Tuesday, July 9, 2013


 Sold the Honda CB1300S recently and downsized to a Honda 650 Transalp (as mentioned in a previous posting) which came with a very useful Givi topbox and a couple of Givi 'Keyless' panniers. As the name implies, the panniers are opened not with a key but by entering a three digit code into the locking mechanism. This system works fine providing you know the code. However, the previous owner didn't know the code and, consequently, had never used the panniers so they look almost new, but new panniers are a fat lot of good if they can't be opened.

Checked the internet for info regarding opening said panniers when the code isn't known. A couple of people had struck lucky when slowly going through some of the ten thousand possible number permutations, while others had given up and contacted Givi to fit new locks. But then I spotted a good tip from someone who may have been a bank robber or a native of Liverpool, or both. His advice was to point torchlight into the tiny space between the three numbered wheels, then gently turn each wheel and, with the aid of a magnifying glass, look for a slight notch in the wheel's spindle. When that notch was spotted, that wheel should be in the right position. Then do the same with the other two wheels and the lock should open. Then write down the code in a safe place.

Tried this devious ploy without success. Probably because I didn't have a magnifying glass. Was about to open the damned panniers with the aid of an axe when I ran out of time and had to whizz off to Limoges airport to pick up Georgie. Arrived back home and explained the problem and possible solution to her.
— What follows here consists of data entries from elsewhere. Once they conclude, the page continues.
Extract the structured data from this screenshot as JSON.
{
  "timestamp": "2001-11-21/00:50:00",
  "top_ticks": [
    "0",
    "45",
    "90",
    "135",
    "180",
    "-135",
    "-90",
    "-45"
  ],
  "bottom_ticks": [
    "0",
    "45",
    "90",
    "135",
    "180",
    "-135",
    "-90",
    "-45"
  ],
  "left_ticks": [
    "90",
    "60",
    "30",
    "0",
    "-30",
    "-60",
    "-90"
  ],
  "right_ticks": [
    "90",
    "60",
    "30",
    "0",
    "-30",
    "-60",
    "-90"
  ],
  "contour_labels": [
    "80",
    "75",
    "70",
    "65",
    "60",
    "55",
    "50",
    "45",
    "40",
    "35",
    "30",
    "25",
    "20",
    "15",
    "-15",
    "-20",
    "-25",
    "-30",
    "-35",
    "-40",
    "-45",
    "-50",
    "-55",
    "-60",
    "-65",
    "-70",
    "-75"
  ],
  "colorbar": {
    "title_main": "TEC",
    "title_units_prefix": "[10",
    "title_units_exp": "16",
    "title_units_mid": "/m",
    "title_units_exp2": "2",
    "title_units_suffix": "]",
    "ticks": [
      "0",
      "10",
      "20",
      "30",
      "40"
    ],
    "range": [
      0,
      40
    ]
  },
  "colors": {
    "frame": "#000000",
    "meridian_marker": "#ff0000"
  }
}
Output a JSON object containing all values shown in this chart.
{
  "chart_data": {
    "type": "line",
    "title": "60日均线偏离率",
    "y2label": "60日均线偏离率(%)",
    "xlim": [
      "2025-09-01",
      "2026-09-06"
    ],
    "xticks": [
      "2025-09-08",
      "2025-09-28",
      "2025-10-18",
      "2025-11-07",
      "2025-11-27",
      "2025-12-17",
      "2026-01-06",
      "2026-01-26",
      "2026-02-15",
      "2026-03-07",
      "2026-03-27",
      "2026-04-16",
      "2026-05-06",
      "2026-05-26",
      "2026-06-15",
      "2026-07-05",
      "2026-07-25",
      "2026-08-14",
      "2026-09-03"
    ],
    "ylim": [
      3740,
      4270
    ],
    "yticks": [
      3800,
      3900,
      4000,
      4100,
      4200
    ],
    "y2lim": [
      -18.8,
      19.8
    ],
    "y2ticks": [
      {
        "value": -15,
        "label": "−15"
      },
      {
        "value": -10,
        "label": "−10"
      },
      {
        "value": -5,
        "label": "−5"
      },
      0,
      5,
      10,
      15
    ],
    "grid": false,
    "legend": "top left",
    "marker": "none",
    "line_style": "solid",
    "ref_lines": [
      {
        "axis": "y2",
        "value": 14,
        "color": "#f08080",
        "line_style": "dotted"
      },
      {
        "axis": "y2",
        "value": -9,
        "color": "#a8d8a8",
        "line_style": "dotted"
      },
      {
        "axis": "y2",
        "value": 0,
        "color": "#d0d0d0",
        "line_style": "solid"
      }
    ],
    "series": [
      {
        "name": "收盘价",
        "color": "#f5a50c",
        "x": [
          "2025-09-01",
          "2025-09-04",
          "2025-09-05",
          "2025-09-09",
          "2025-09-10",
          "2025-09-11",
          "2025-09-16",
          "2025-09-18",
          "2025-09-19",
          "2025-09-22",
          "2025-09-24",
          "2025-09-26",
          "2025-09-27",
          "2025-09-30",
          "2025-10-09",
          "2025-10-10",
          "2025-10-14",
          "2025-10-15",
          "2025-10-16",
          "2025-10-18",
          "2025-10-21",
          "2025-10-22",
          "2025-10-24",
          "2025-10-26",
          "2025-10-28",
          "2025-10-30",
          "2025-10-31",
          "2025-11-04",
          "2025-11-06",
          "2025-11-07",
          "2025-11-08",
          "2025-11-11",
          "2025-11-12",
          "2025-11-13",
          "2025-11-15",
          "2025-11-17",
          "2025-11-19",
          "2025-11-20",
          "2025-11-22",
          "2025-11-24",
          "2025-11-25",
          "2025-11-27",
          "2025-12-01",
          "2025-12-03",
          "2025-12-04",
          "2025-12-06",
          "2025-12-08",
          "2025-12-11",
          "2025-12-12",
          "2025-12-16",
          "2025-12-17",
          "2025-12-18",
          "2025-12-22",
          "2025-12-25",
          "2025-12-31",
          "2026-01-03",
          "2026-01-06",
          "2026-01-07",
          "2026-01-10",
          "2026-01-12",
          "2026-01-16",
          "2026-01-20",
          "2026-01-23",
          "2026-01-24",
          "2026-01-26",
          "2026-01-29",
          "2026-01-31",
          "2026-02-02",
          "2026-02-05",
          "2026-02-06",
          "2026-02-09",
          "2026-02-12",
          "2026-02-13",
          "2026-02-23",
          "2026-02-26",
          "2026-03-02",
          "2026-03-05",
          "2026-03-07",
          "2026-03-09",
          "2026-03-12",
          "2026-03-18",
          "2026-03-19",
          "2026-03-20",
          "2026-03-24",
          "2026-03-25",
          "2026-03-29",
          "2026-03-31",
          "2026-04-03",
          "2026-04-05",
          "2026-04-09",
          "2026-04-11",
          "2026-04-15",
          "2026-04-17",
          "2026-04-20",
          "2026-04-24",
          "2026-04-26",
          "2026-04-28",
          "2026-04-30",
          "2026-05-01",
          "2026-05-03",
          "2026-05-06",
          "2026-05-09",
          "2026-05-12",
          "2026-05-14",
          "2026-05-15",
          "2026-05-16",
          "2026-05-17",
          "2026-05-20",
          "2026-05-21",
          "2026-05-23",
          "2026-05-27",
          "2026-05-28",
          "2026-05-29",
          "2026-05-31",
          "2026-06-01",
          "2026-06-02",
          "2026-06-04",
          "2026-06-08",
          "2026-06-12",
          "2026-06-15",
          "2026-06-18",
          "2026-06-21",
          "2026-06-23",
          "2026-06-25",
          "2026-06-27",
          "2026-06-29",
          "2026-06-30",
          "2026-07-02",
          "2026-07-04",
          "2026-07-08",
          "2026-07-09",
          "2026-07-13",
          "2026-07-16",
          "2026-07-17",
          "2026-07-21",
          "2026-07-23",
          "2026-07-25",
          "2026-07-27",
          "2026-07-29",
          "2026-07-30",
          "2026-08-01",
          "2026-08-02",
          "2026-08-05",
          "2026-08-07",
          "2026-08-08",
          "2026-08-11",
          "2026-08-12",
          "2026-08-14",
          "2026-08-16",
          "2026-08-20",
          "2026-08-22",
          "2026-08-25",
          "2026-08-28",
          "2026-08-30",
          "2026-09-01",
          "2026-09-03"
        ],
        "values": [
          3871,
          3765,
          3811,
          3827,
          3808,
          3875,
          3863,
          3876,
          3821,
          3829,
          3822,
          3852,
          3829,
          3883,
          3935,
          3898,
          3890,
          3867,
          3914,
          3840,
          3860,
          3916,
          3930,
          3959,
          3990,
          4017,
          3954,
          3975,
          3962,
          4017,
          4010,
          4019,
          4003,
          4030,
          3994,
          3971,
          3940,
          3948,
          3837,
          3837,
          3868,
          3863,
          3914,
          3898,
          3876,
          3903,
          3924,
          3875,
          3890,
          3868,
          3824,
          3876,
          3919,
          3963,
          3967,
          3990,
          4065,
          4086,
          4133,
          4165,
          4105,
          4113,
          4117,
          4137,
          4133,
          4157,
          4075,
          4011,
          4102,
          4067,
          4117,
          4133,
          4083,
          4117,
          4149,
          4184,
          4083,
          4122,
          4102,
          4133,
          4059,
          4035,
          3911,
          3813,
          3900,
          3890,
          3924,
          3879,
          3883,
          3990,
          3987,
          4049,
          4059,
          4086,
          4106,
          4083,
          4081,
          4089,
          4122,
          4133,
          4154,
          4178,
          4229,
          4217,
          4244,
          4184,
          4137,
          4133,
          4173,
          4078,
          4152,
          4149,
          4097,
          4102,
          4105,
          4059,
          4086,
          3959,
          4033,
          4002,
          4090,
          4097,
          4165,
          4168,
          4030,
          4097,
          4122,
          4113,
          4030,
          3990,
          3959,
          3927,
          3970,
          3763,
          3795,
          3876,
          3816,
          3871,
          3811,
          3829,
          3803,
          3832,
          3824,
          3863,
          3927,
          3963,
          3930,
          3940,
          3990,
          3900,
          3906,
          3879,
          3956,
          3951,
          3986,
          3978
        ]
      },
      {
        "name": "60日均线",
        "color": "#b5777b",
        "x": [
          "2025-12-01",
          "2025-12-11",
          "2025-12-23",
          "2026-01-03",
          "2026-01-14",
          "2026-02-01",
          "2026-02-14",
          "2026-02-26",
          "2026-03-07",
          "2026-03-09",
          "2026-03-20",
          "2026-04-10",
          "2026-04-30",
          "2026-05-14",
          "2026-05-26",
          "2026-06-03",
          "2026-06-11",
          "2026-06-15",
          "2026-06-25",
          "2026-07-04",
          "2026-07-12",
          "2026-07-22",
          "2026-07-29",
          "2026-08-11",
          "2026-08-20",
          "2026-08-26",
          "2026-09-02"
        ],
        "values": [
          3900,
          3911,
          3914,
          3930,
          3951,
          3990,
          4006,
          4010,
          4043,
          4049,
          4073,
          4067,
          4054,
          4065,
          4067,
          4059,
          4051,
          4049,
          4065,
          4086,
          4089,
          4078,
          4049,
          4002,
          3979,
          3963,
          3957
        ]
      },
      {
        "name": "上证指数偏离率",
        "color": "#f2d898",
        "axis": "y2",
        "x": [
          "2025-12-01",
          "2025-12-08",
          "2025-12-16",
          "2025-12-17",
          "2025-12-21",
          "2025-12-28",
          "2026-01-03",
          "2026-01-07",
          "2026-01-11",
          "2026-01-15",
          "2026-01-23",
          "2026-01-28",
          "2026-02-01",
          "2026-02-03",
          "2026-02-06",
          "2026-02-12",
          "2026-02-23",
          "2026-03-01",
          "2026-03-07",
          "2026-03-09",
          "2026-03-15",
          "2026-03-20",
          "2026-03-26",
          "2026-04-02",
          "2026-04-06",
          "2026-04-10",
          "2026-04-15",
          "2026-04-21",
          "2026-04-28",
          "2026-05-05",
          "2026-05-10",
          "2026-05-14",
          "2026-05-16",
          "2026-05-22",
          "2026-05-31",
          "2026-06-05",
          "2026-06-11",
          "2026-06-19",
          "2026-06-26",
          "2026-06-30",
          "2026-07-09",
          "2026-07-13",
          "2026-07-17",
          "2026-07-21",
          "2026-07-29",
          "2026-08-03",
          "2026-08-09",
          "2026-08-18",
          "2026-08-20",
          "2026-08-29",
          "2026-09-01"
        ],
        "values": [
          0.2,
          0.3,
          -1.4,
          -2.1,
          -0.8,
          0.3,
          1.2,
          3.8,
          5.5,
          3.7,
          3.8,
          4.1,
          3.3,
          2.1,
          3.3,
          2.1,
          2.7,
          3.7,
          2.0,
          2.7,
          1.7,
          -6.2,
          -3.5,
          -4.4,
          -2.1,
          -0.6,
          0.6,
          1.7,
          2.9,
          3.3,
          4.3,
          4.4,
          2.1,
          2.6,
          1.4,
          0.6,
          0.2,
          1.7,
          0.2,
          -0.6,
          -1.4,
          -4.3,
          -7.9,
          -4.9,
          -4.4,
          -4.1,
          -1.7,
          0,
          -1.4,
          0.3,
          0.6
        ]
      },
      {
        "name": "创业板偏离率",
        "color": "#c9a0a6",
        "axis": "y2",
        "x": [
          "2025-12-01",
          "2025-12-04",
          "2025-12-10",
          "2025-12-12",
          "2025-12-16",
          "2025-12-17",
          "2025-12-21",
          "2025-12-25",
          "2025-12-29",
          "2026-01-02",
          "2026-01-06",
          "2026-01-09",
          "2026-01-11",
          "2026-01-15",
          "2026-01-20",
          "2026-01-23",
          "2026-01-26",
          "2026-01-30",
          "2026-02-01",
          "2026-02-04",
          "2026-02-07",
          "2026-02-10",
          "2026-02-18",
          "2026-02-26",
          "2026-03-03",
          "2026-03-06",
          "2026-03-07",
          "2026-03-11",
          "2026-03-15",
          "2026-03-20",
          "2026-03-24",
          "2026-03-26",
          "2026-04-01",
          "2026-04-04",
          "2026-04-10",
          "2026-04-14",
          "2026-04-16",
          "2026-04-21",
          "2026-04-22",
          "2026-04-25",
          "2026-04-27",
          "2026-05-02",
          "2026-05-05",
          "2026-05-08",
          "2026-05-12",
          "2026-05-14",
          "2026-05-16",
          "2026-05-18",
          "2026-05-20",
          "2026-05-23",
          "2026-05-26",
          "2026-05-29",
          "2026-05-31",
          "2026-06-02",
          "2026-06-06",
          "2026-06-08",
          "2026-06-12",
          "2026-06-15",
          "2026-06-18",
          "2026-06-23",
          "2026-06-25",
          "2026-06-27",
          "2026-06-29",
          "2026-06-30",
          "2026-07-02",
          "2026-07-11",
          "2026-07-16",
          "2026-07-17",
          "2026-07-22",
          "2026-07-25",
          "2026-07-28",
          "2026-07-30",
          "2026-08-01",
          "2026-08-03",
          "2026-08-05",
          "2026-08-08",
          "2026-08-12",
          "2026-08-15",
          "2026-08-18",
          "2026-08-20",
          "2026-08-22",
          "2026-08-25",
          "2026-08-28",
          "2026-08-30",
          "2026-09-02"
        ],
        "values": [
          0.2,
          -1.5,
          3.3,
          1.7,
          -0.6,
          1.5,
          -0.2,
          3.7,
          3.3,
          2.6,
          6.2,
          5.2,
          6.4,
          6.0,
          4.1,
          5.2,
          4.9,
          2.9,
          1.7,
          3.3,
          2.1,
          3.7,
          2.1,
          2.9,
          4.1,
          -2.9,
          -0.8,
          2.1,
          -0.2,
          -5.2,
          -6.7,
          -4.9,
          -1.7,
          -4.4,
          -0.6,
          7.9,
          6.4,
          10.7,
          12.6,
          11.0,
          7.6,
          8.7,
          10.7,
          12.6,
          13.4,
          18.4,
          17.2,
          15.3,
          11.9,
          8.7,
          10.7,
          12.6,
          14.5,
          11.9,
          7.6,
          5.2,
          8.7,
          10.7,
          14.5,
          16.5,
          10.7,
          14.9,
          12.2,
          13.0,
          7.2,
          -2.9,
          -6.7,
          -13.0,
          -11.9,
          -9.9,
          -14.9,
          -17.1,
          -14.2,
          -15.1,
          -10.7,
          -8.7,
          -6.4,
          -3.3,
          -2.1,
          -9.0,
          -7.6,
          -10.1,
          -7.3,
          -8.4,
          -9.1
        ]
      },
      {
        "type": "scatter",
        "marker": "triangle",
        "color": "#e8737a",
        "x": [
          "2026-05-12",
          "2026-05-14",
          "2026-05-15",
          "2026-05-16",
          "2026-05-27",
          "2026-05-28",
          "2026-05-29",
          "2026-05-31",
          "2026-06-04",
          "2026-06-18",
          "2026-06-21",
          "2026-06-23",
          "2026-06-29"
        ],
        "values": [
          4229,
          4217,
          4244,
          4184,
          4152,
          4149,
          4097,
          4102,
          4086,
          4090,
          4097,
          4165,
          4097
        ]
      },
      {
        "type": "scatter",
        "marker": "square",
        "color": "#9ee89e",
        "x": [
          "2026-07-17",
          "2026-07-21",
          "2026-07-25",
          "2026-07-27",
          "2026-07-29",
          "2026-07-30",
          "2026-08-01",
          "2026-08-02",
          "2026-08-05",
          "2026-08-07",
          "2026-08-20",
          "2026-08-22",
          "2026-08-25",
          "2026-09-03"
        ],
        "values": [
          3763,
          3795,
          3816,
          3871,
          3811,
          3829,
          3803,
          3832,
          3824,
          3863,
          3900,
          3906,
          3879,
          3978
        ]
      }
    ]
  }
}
Five minutes later she'd opened both panniers, thus confirming she has microscopic vision as well as nimble fingers and loads of patience. Needless to say, I have none of those things.

Took a photo of the bike yesterday evening after I'd given it a bit of a clean and checked the tyre pressures in readiness for today's run to Guéret to register myself as the new owner. Left the panniers in the garage when I took the shots, which is probably where they'll stay until Georgie and I do a big trip somewhere. Anyways, have just returned from Guéret and the bike went well. It may be a comparative tiddler but it's a perfect tool for whizzing around the local roads. Dead chuffed.